Efek Negatif Ekonomi Merkantilisme: Gaya Baru Amerika Serikat dalam Percaturan Ekonomi Dunia
Dalam satu dekade terakhir, Amerika Serikat di bawah kepemimpinan Donald J. Trump telah menampilkan wajah baru dalam arena perdagangan internasional dengan wajah yang menyerupai bayangan masa lalu: merkantilisme. Kebijakan ekonomi proteksionis, terutama dalam bentuk tarif tinggi terhadap barang impor dari berbagai negara, hal ini telah memicu kekhawatiran mengenai kembalinya praktik merkantilisme dalam versi modern. Dalam kerangka ini, ekonomi bukan lagi semata-mata instrumen efisiensi dan kemakmuran kolektif, tetapi menjadi alat kompetisi strategis antarkekuatan besar.

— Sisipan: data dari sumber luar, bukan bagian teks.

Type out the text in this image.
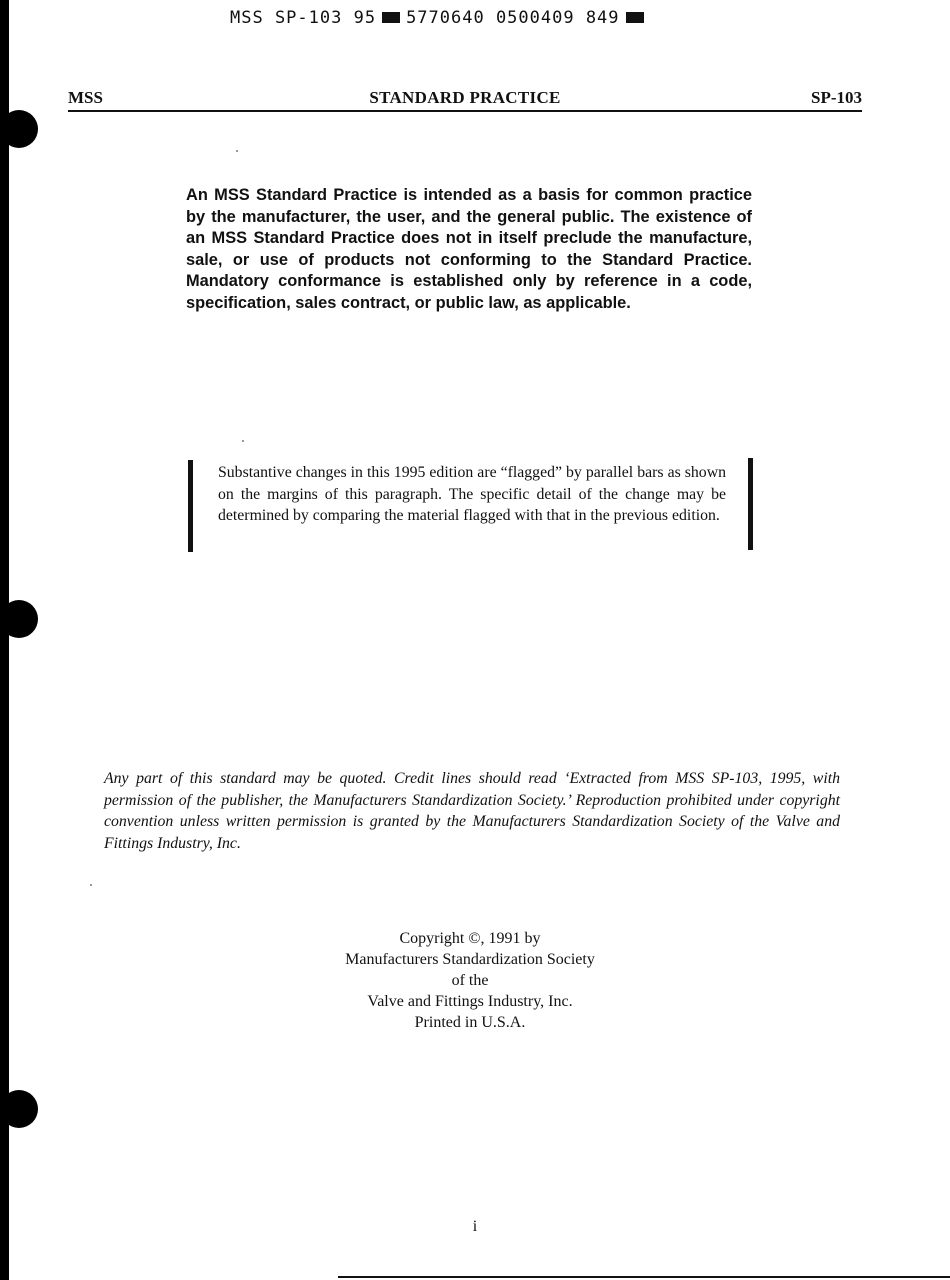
MSS SP-103 95 5770640 0500409 849
MSS	STANDARD PRACTICE	SP-103
An MSS Standard Practice is intended as a basis for common practice by the manufacturer, the user, and the general public. The existence of an MSS Standard Practice does not in itself preclude the manufacture, sale, or use of products not conforming to the Standard Practice. Mandatory conformance is established only by reference in a code, specification, sales contract, or public law, as applicable.
Substantive changes in this 1995 edition are “flagged” by parallel bars as shown on the margins of this paragraph. The specific detail of the change may be determined by comparing the material flagged with that in the previous edition.
Any part of this standard may be quoted. Credit lines should read ‘Extracted from MSS SP-103, 1995, with permission of the publisher, the Manufacturers Standardization Society.’ Reproduction prohibited under copyright convention unless written permission is granted by the Manufacturers Standardization Society of the Valve and Fittings Industry, Inc.
Copyright ©, 1991 by
Manufacturers Standardization Society
of the
Valve and Fittings Industry, Inc.
Printed in U.S.A.
i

Artikel ini bertujuan untuk mengeksplorasi dampak negatif dari pendekatan neo-merkantilis Amerika Serikat terhadap perekonomian global. Dengan menelaah praktik kebijakan tarif yang diberlakukan oleh Trump serta dampaknya terhadap negara-negara lain, kita akan melihat bagaimana merkantilisme gaya baru ini merusak prinsip-prinsip perdagangan bebas, meningkatkan instabilitas global, dan memicu fragmentasi ekonomi internasional.
Merkantilisme Gaya Baru: Amerika di Garis Depan
Merkantilisme klasik menekankan pentingnya surplus perdagangan dan intervensi negara dalam ekonomi. Neo-merkantilisme, bentuk kontemporernya, menggunakan pendekatan serupa namun dengan perangkat modern: tarif, subsidi, regulasi teknis, dan politik luar negeri berbasis ekonomi. Kebijakan perdagangan Amerika Serikat sejak 2017 dan terutama pasca terpilihnya kembali Donald Trump tahun 2024 menandai kebangkitan doktrin ini.
Menurut laporan BBC News (2025), Trump memberlakukan tarif minimum 10% terhadap semua barang impor, dan lebih dari 50% untuk produk dari negara seperti Tiongkok, Vietnam, dan Indonesia. Justifikasi Trump sederhana namun kuat secara politis: melindungi pekerjaan domestik dan merevitalisasi industri manufaktur Amerika.
Namun, dalam praktiknya, kebijakan ini menimbulkan konsekuensi luas. Ekonom Kim Clausing menyebutnya sebagai "the largest tax increase on imports since the 1930s" dan mengingatkan bahwa beban utama dari tarif ini akhirnya jatuh ke tangan konsumen Amerika sendiri. "Trump's tariffs are framed as a patriotic duty, but in essence, they burden American consumers and global stability" (Clausing, 2025).
Pembahasan: Dampak Sistemik Neo-Merkantilisme Amerika
Pendekatan neo-merkantilis AS menyebabkan berbagai konsekuensi sistemik yang meresap hingga ke jantung dinamika global. Kenaikan harga barang konsumsi, gangguan pada rantai pasok, dan retaliasi dari negara-negara mitra dagang bukan sekadar fenomena ekonomi, tetapi juga mencerminkan ketegangan geopolitik yang semakin dalam. Kenaikan harga barang konsumsi akibat tarif impor, misalnya, bukan hanya membebani konsumen domestik, tetapi juga memicu inflasi yang menurunkan daya beli masyarakat.
Gangguan pada rantai pasok global memperlihatkan betapa saling terhubungnya ekonomi dunia saat ini. Ketika satu simpul terganggu, seluruh jaringan pasti ikut terdampak. Perusahaan multinasional mulai memikirkan ulang strategi logistik dan produksi mereka, yang pada akhirnya menambah biaya dan mengurangi efisiensi produksi. Sementara itu, negara-negara yang terkena tarif membalas dengan kebijakan serupa, membentuk lingkaran tak produktif dari tindakan proteksionis yang saling menyakiti.
Retaliasi dan perang dagang menjadi medan baru bagi kontestasi kekuasaan ekonomi. Ketika tarif dijadikan alat tekanan politik, hubungan diplomatik antarnegara menjadi tegang. Perdagangan yang seharusnya menjadi jembatan kerja sama, berubah menjadi arena konflik. Dalam konteks ini, lembaga multilateral seperti WTO menjadi lemah karena kehilangan otoritas moral dan politiknya di mata negara-negara besar.